Morgan Stanley: 150 años de datos muestran que los bonos fallan como amortiguador cuando la inflación es alta
El análisis de 150 años de datos de Morgan Stanley revela que los bonos pierden su papel tradicional como amortiguador de cartera cuando la inflación es elevada, desafiando el modelo 60/40.

El análisis de 150 años de datos de acciones y bonos de Morgan Stanley revela una limitación crítica del portafolio 60/40 tradicional: cuando la inflación es alta, los bonos pierden su efectividad como amortiguador durante las caídas del mercado de acciones.
La construcción clásica del portafolio se basa en la correlación negativa entre acciones y bonos durante episodios de aversión al riesgo. Los bonos proporcionan ingresos, reducen la volatilidad y compensan el dolor del mercado de acciones cuando los inversores huyen a la seguridad. Sin embargo, Morgan Stanley descubrió que esta relación se rompe cuando la inflación es elevada. El período posterior al pico del mercado de acciones a finales de 2021 sirve como ejemplo reciente, donde tanto las acciones como los bonos cayeron simultáneamente, socavando el beneficio de la diversificación.
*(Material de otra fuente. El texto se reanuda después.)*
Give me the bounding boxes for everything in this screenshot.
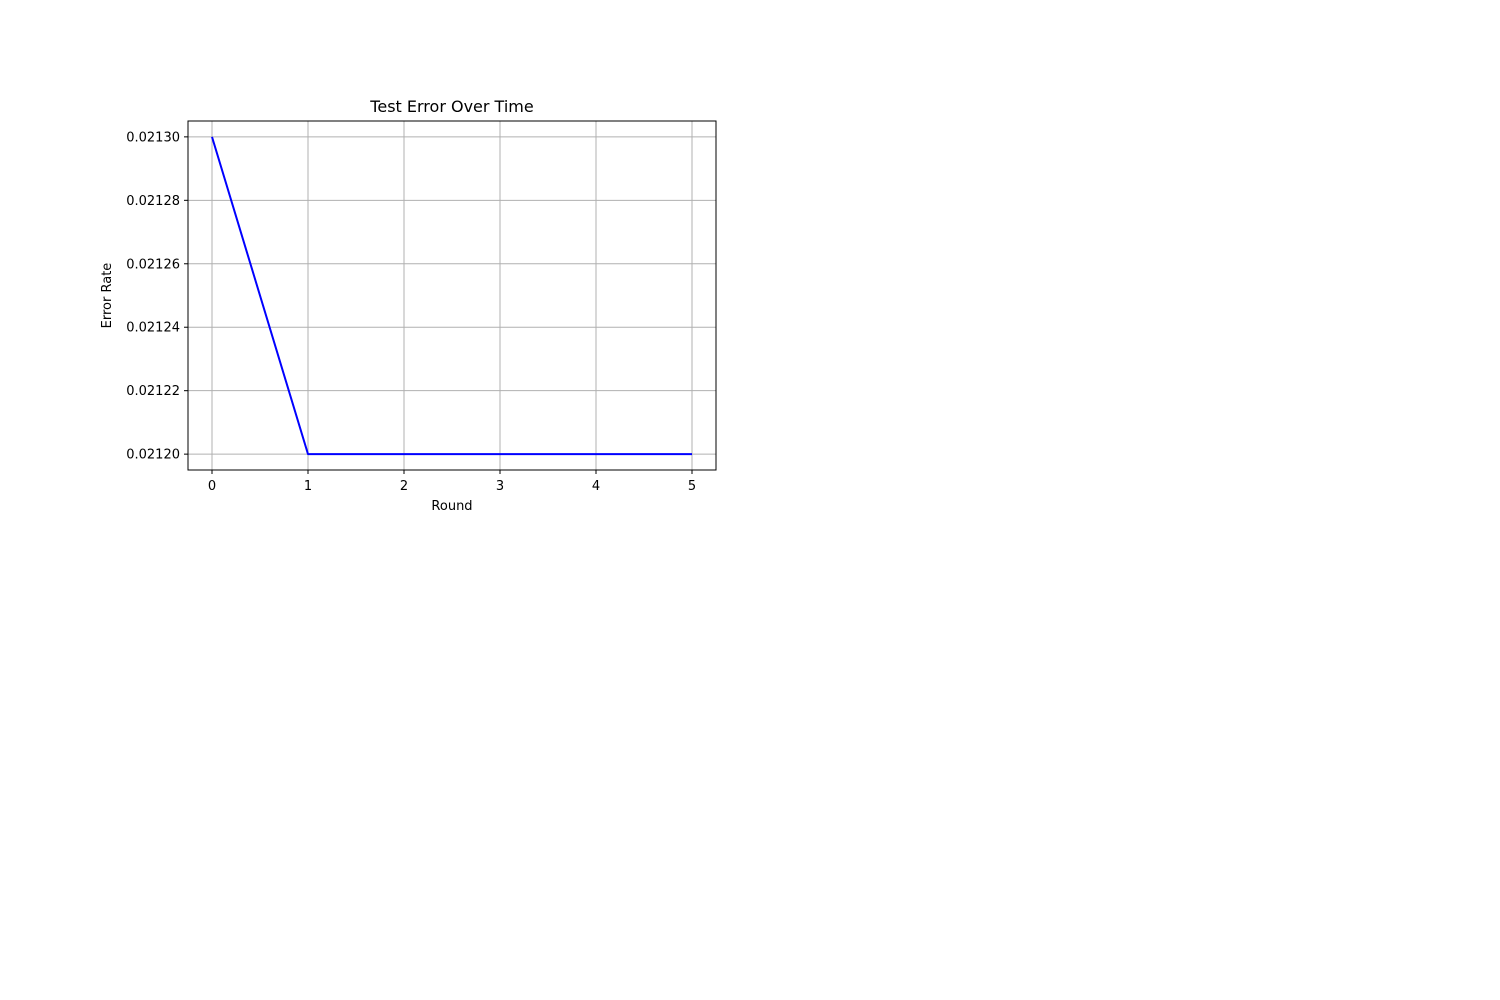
- chart-title: Test Error Over Time: [369, 97, 533, 116]
- y-tick-label: 0.02126: [126, 257, 180, 272]
- y-tick-label: 0.02128: [126, 194, 180, 209]
- y-tick-label: 0.02122: [126, 384, 180, 399]
- x-tick-label: 2: [400, 479, 408, 494]
- x-axis-ticks: 0 1 2 3 4 5: [208, 470, 696, 494]
- x-tick-label: 0: [208, 479, 216, 494]
- y-axis-ticks: 0.02120 0.02122 0.02124 0.02126 0.02128 0.021…: [126, 130, 188, 463]
- x-tick-label: 5: [688, 479, 696, 494]
- y-tick-label: 0.02120: [126, 448, 180, 463]
- series-line: [211, 136, 692, 456]
- grid-lines: [188, 121, 716, 470]
- y-tick-label: 0.02130: [126, 130, 180, 145]
- x-axis-label: Round: [431, 499, 472, 514]
- y-axis-label: Error Rate: [100, 263, 115, 329]
- y-tick-label: 0.02124: [126, 321, 180, 336]
- x-tick-label: 3: [496, 479, 504, 494]
- x-tick-label: 4: [592, 479, 600, 494]
- plot-frame: [187, 120, 717, 471]
- x-tick-label: 1: [304, 479, 312, 494]
- series-lines: [211, 136, 692, 456]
Para los operadores que siguen esta dinámica en el panel de tarifas en vivo de NowPrice, la clave es que la cobertura tradicional puede fallar precisamente cuando más se necesita.
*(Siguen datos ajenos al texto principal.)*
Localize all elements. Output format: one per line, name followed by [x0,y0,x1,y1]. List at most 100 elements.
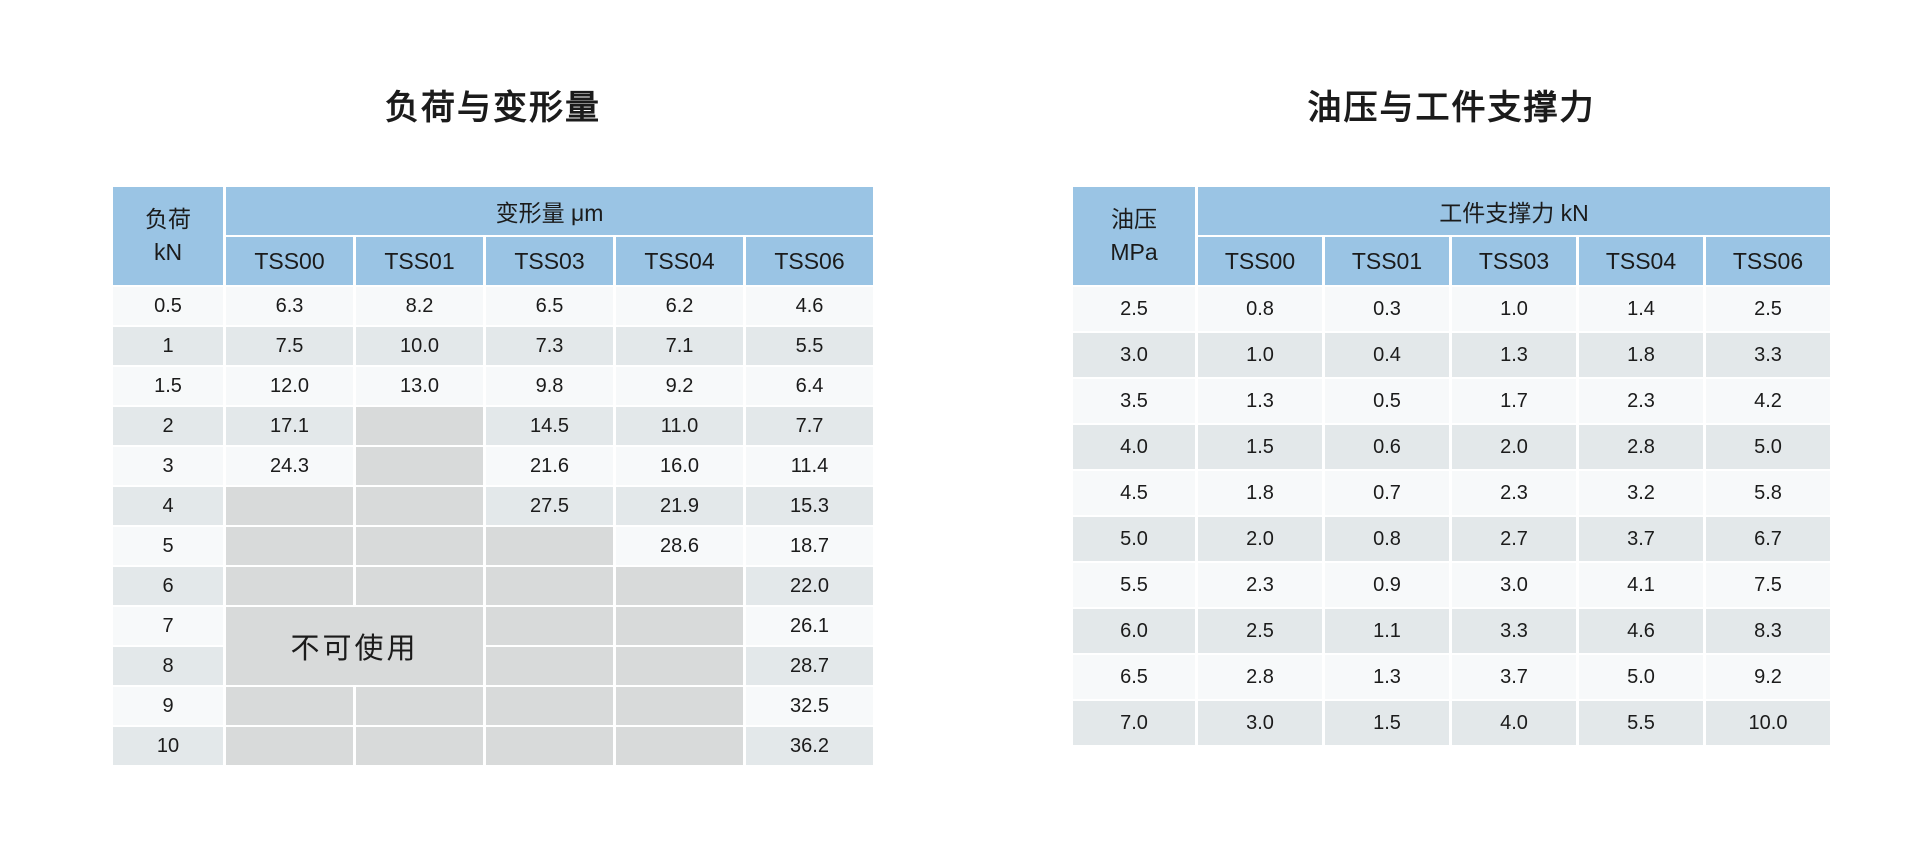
unavailable-cell [486,687,613,725]
value-cell: 6.3 [226,287,353,325]
value-cell: 16.0 [616,447,743,485]
value-cell: 3.3 [1706,333,1830,377]
row-label-cell: 5.0 [1073,517,1195,561]
column-header-row: TSS00 TSS01 TSS03 TSS04 TSS06 [1198,237,1830,285]
group-header-cell: 变形量 μm [226,187,873,235]
value-cell: 0.5 [1325,379,1449,423]
value-cell: 3.2 [1579,471,1703,515]
value-cell: 5.5 [1579,701,1703,745]
value-cell: 1.8 [1579,333,1703,377]
unavailable-cell [616,687,743,725]
row-axis-label: 负荷 [145,205,191,232]
value-cell: 5.0 [1706,425,1830,469]
value-cell: 2.5 [1198,609,1322,653]
value-cell: 32.5 [746,687,873,725]
table-row: 6.5 2.8 1.3 3.7 5.0 9.2 [1073,655,1830,699]
unavailable-cell [226,567,353,605]
unavailable-cell [356,447,483,485]
unusable-overlay-label: 不可使用 [226,607,483,685]
table-row: 5.5 2.3 0.9 3.0 4.1 7.5 [1073,563,1830,607]
value-cell: 8.3 [1706,609,1830,653]
value-cell: 28.7 [746,647,873,685]
table-row: 6.0 2.5 1.1 3.3 4.6 8.3 [1073,609,1830,653]
value-cell: 4.6 [1579,609,1703,653]
value-cell: 0.3 [1325,287,1449,331]
value-cell: 1.7 [1452,379,1576,423]
column-header-cell: TSS03 [1452,237,1576,285]
value-cell: 18.7 [746,527,873,565]
value-cell: 10.0 [1706,701,1830,745]
table-row: 0.5 6.3 8.2 6.5 6.2 4.6 [113,287,873,325]
row-label-cell: 3.5 [1073,379,1195,423]
value-cell: 12.0 [226,367,353,405]
table-row: 3 24.3 21.6 16.0 11.4 [113,447,873,485]
value-cell: 2.7 [1452,517,1576,561]
table-row: 3.0 1.0 0.4 1.3 1.8 3.3 [1073,333,1830,377]
value-cell: 9.8 [486,367,613,405]
value-cell: 9.2 [616,367,743,405]
value-cell: 10.0 [356,327,483,365]
table-body: 2.5 0.8 0.3 1.0 1.4 2.5 3.0 1.0 0.4 1.3 1.8 3.3 3.5 1… [1073,287,1830,745]
row-label-cell: 5 [113,527,223,565]
row-label-cell: 9 [113,687,223,725]
value-cell: 6.2 [616,287,743,325]
value-cell: 17.1 [226,407,353,445]
value-cell: 6.7 [1706,517,1830,561]
unavailable-cell [356,727,483,765]
column-header-group: 变形量 μm TSS00 TSS01 TSS03 TSS04 TSS06 [226,187,873,285]
value-cell: 2.0 [1198,517,1322,561]
table-row: 2 17.1 14.5 11.0 7.7 [113,407,873,445]
unavailable-cell [356,567,483,605]
unavailable-cell [616,647,743,685]
value-cell: 21.6 [486,447,613,485]
unavailable-cell [486,607,613,645]
value-cell: 13.0 [356,367,483,405]
row-label-cell: 3 [113,447,223,485]
value-cell: 5.0 [1579,655,1703,699]
value-cell: 1.0 [1198,333,1322,377]
value-cell: 2.0 [1452,425,1576,469]
value-cell: 21.9 [616,487,743,525]
value-cell: 7.5 [1706,563,1830,607]
column-header-cell: TSS04 [616,237,743,285]
value-cell: 2.3 [1198,563,1322,607]
table-row: 10 36.2 [113,727,873,765]
value-cell: 6.5 [486,287,613,325]
value-cell: 7.7 [746,407,873,445]
unavailable-cell [486,727,613,765]
row-label-cell: 6 [113,567,223,605]
table-row: 9 32.5 [113,687,873,725]
unavailable-cell [356,687,483,725]
column-header-cell: TSS01 [356,237,483,285]
unavailable-cell [226,687,353,725]
value-cell: 4.1 [1579,563,1703,607]
row-label-cell: 6.0 [1073,609,1195,653]
unavailable-cell [616,727,743,765]
value-cell: 3.3 [1452,609,1576,653]
table-row: 6 22.0 [113,567,873,605]
value-cell: 1.0 [1452,287,1576,331]
unavailable-cell [356,527,483,565]
table-row: 4.0 1.5 0.6 2.0 2.8 5.0 [1073,425,1830,469]
value-cell: 1.3 [1198,379,1322,423]
unavailable-cell [616,607,743,645]
value-cell: 2.3 [1452,471,1576,515]
column-header-row: TSS00 TSS01 TSS03 TSS04 TSS06 [226,237,873,285]
column-header-cell: TSS00 [226,237,353,285]
column-header-cell: TSS06 [1706,237,1830,285]
table-row: 3.5 1.3 0.5 1.7 2.3 4.2 [1073,379,1830,423]
table-row: 1.5 12.0 13.0 9.8 9.2 6.4 [113,367,873,405]
value-cell: 0.4 [1325,333,1449,377]
row-label-cell: 7 [113,607,223,645]
table-row: 5 28.6 18.7 [113,527,873,565]
value-cell: 0.9 [1325,563,1449,607]
value-cell: 0.7 [1325,471,1449,515]
value-cell: 22.0 [746,567,873,605]
right-table-title: 油压与工件支撑力 [1307,89,1596,127]
value-cell: 8.2 [356,287,483,325]
left-table-title: 负荷与变形量 [385,89,601,127]
value-cell: 1.5 [1325,701,1449,745]
value-cell: 4.2 [1706,379,1830,423]
unavailable-cell [486,567,613,605]
unavailable-cell [226,527,353,565]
Las implicaciones para los operadores de tasas de interés y política del banco central son significativas. Cuando la inflación se mantiene por encima del objetivo, los bancos centrales como la Reserva Federal se ven obligados a mantener una postura restrictiva, lo que puede generar rendimientos más altos y precios de bonos más bajos. Esto erosiona el colchón de bonos en un portafolio 60/40. El mecanismo involucra la prima por plazo: los inversores exigen una compensación más alta por mantener bonos a largo plazo en un entorno inflacionario, lo que puede hacer que los rendimientos suban incluso cuando las acciones caen. Los operadores deben monitorear de cerca los datos de inflación, ya que las presiones de precios persistentes podrían debilitar aún más la correlación acciones-bonos. Los próximos puntos de datos clave incluyen el próximo dato del IPC y las actas de la reunión de la Fed, que proporcionarán pistas sobre la trayectoria de la inflación y la función de reacción del banco central.